Este video fue creado, a partir de archivos fotográfico, con Inteligencia Artificial (IA), por Leo Aversa, a quien agradecemos la generosidad de permitirnos publicarlo
La empresa se creó en el año 1923 y el área de “Acción Social Femenina” empezó a funcionar en 1938, a cargo de un profesor de Educación Física llamado Narciso Gallemi, oriundo de Buenos Aires, quien fue contratado exclusivamente por el gerente Federico Birabén Losson. Este docente incorporó diferentes diciplinas deportivas y empezó a incluir nuevos hábitos alimenticios y nutritivos, logrando una educación integral para el obrero.
Con el tiempo, Narciso sumó a su familia a la empresa. Primeramente, a su hermana María Rosa en la sección de Enfermería, quien más tarde tomaría un papel preponderante como directora de “Acción Social Femenina”. Este hecho quedó plasmado en una carta dirigida a sus padres, escrita de puño y letra por ella: “Y aquí viene la noticia más importante: desde el día 11 (…) asumí la dirección de la sección femenina de Acción Social”.

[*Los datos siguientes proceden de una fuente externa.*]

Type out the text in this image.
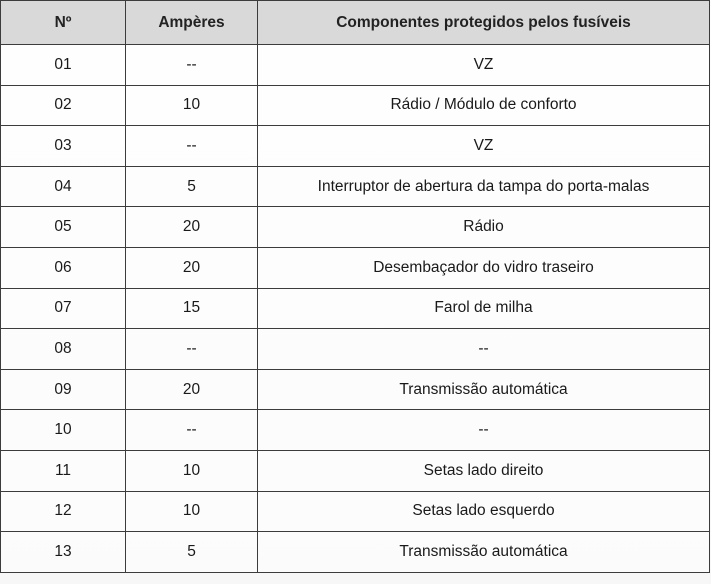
Nº	Ampères	Componentes protegidos pelos fusíveis
01	--	VZ
02	10	Rádio / Módulo de conforto
03	--	VZ
04	5	Interruptor de abertura da tampa do porta-malas
05	20	Rádio
06	20	Desembaçador do vidro traseiro
07	15	Farol de milha
08	--	--
09	20	Transmissão automática
10	--	--
11	10	Setas lado direito
12	10	Setas lado esquerdo
13	5	Transmissão automática
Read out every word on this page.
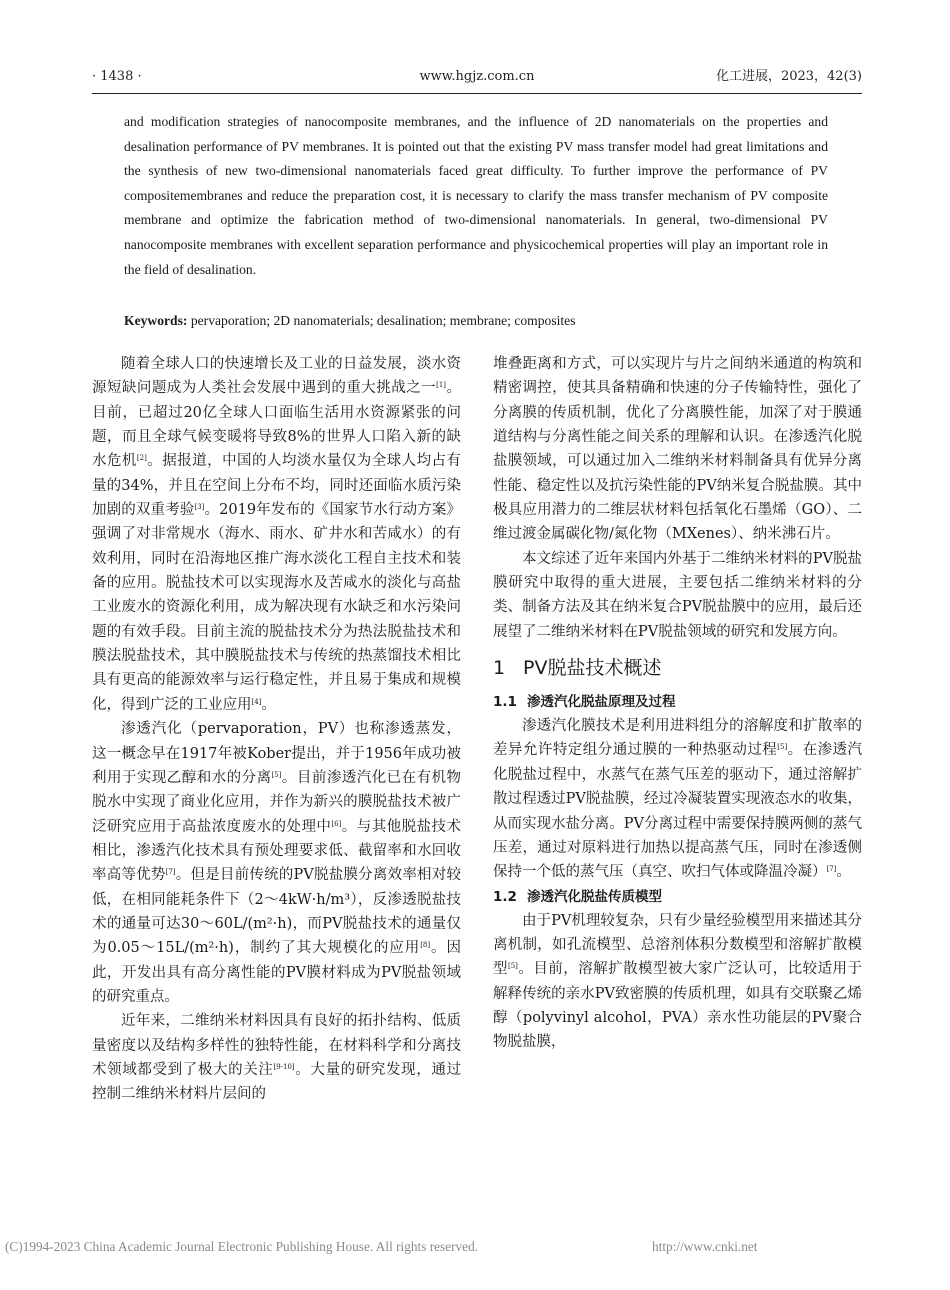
· 1438 ·	www.hgjz.com.cn	化工进展，2023，42(3)
and modification strategies of nanocomposite membranes, and the influence of 2D nanomaterials on the properties and desalination performance of PV membranes. It is pointed out that the existing PV mass transfer model had great limitations and the synthesis of new two-dimensional nanomaterials faced great difficulty. To further improve the performance of PV compositemembranes and reduce the preparation cost, it is necessary to clarify the mass transfer mechanism of PV composite membrane and optimize the fabrication method of two-dimensional nanomaterials. In general, two-dimensional PV nanocomposite membranes with excellent separation performance and physicochemical properties will play an important role in the field of desalination.
Keywords: pervaporation; 2D nanomaterials; desalination; membrane; composites

随着全球人口的快速增长及工业的日益发展，淡水资源短缺问题成为人类社会发展中遇到的重大挑战之一[1]。目前，已超过20亿全球人口面临生活用水资源紧张的问题，而且全球气候变暖将导致8%的世界人口陷入新的缺水危机[2]。据报道，中国的人均淡水量仅为全球人均占有量的34%，并且在空间上分布不均，同时还面临水质污染加剧的双重考验[3]。2019年发布的《国家节水行动方案》强调了对非常规水（海水、雨水、矿井水和苦咸水）的有效利用，同时在沿海地区推广海水淡化工程自主技术和装备的应用。脱盐技术可以实现海水及苦咸水的淡化与高盐工业废水的资源化利用，成为解决现有水缺乏和水污染问题的有效手段。目前主流的脱盐技术分为热法脱盐技术和膜法脱盐技术，其中膜脱盐技术与传统的热蒸馏技术相比具有更高的能源效率与运行稳定性，并且易于集成和规模化，得到广泛的工业应用[4]。

渗透汽化（pervaporation，PV）也称渗透蒸发，这一概念早在1917年被Kober提出，并于1956年成功被利用于实现乙醇和水的分离[5]。目前渗透汽化已在有机物脱水中实现了商业化应用，并作为新兴的膜脱盐技术被广泛研究应用于高盐浓度废水的处理中[6]。与其他脱盐技术相比，渗透汽化技术具有预处理要求低、截留率和水回收率高等优势[7]。但是目前传统的PV脱盐膜分离效率相对较低，在相同能耗条件下（2～4kW·h/m³），反渗透脱盐技术的通量可达30～60L/(m²·h)，而PV脱盐技术的通量仅为0.05～15L/(m²·h)，制约了其大规模化的应用[8]。因此，开发出具有高分离性能的PV膜材料成为PV脱盐领域的研究重点。

近年来，二维纳米材料因具有良好的拓扑结构、低质量密度以及结构多样性的独特性能，在材料科学和分离技术领域都受到了极大的关注[9-10]。大量的研究发现，通过控制二维纳米材料片层间的

堆叠距离和方式，可以实现片与片之间纳米通道的构筑和精密调控，使其具备精确和快速的分子传输特性，强化了分离膜的传质机制，优化了分离膜性能，加深了对于膜通道结构与分离性能之间关系的理解和认识。在渗透汽化脱盐膜领域，可以通过加入二维纳米材料制备具有优异分离性能、稳定性以及抗污染性能的PV纳米复合脱盐膜。其中极具应用潜力的二维层状材料包括氧化石墨烯（GO）、二维过渡金属碳化物/氮化物（MXenes）、纳米沸石片。

本文综述了近年来国内外基于二维纳米材料的PV脱盐膜研究中取得的重大进展，主要包括二维纳米材料的分类、制备方法及其在纳米复合PV脱盐膜中的应用，最后还展望了二维纳米材料在PV脱盐领域的研究和发展方向。

1 PV脱盐技术概述
1.1 渗透汽化脱盐原理及过程

渗透汽化膜技术是利用进料组分的溶解度和扩散率的差异允许特定组分通过膜的一种热驱动过程[5]。在渗透汽化脱盐过程中，水蒸气在蒸气压差的驱动下，通过溶解扩散过程透过PV脱盐膜，经过冷凝装置实现液态水的收集，从而实现水盐分离。PV分离过程中需要保持膜两侧的蒸气压差，通过对原料进行加热以提高蒸气压，同时在渗透侧保持一个低的蒸气压（真空、吹扫气体或降温冷凝）[7]。

1.2 渗透汽化脱盐传质模型

由于PV机理较复杂，只有少量经验模型用来描述其分离机制，如孔流模型、总溶剂体积分数模型和溶解扩散模型[5]。目前，溶解扩散模型被大家广泛认可，比较适用于解释传统的亲水PV致密膜的传质机理，如具有交联聚乙烯醇（polyvinyl alcohol，PVA）亲水性功能层的PV聚合物脱盐膜，

(C)1994-2023 China Academic Journal Electronic Publishing House. All rights reserved.	http://www.cnki.net
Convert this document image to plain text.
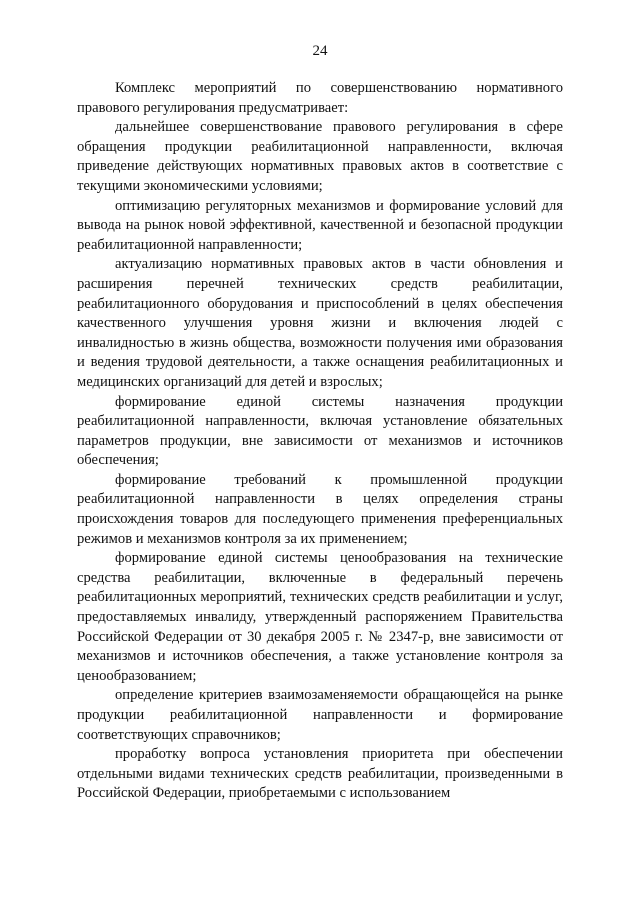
24

Комплекс мероприятий по совершенствованию нормативного правового регулирования предусматривает:

дальнейшее совершенствование правового регулирования в сфере обращения продукции реабилитационной направленности, включая приведение действующих нормативных правовых актов в соответствие с текущими экономическими условиями;

оптимизацию регуляторных механизмов и формирование условий для вывода на рынок новой эффективной, качественной и безопасной продукции реабилитационной направленности;

актуализацию нормативных правовых актов в части обновления и расширения перечней технических средств реабилитации, реабилитационного оборудования и приспособлений в целях обеспечения качественного улучшения уровня жизни и включения людей с инвалидностью в жизнь общества, возможности получения ими образования и ведения трудовой деятельности, а также оснащения реабилитационных и медицинских организаций для детей и взрослых;

формирование единой системы назначения продукции реабилитационной направленности, включая установление обязательных параметров продукции, вне зависимости от механизмов и источников обеспечения;

формирование требований к промышленной продукции реабилитационной направленности в целях определения страны происхождения товаров для последующего применения преференциальных режимов и механизмов контроля за их применением;

формирование единой системы ценообразования на технические средства реабилитации, включенные в федеральный перечень реабилитационных мероприятий, технических средств реабилитации и услуг, предоставляемых инвалиду, утвержденный распоряжением Правительства Российской Федерации от 30 декабря 2005 г. № 2347-р, вне зависимости от механизмов и источников обеспечения, а также установление контроля за ценообразованием;

определение критериев взаимозаменяемости обращающейся на рынке продукции реабилитационной направленности и формирование соответствующих справочников;

проработку вопроса установления приоритета при обеспечении отдельными видами технических средств реабилитации, произведенными в Российской Федерации, приобретаемыми с использованием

Lejos de tratarse de un cargo meramente administrativo, la carta revela el carácter fundacional de su tarea: no solo fue designada directora, sino que también comenzó a proyectar y dar forma concreta a lo que sería el espacio destinado a las trabajadoras. En sus palabras se evidencia un proceso de organización desde cero: reuniones con el personal, definición de objetivos y planificación de actividades.
En ese sentido, el documento permite conocer de primera mano cómo se pensaba la “Acción Social Femenina”. La propia Gallemi detalla que el objetivo era transformar ese ámbito “como una casa de familia”, incorporando mejoras en baños y vestuarios, un comedor más cómodo, cocina y despensa. Pero el proyecto iba mucho más allá de lo material: incluía actividades culturales, educativas y recreativas.
Entre las iniciativas mencionadas se destacan la creación de una biblioteca, espacios de lectura de revistas, música con vitrola y discos, juegos y prácticas deportivas. También se proyectaban instancias de formación, como clases de costura, bordado, tejido y taquigrafía, promoviendo así el desarrollo de habilidades entre las trabajadoras.
La carta también deja ver el entusiasmo de las mujeres involucradas: “Las chicas estaban muy entusiasmadas”, señala Gallemi, al tiempo que menciona el apoyo del gerente del frigorífico para sostener económicamente las iniciativas.

Este testimonio permite poner en valor el papel de las mujeres en la construcción de espacios de bienestar dentro del ámbito laboral, en un contexto histórico en el que su participación muchas veces quedó relegada a un segundo plano en los relatos tradicionales. La Acción Social Femenina no solo funcionó como un lugar de encuentro, sino también como un espacio de contención, formación y construcción de comunidad.
Descubrir esta historia nos demuestra que los hermanos Gallemi no solo habitaron el mundo del trabajo, sino que también lo transformaron.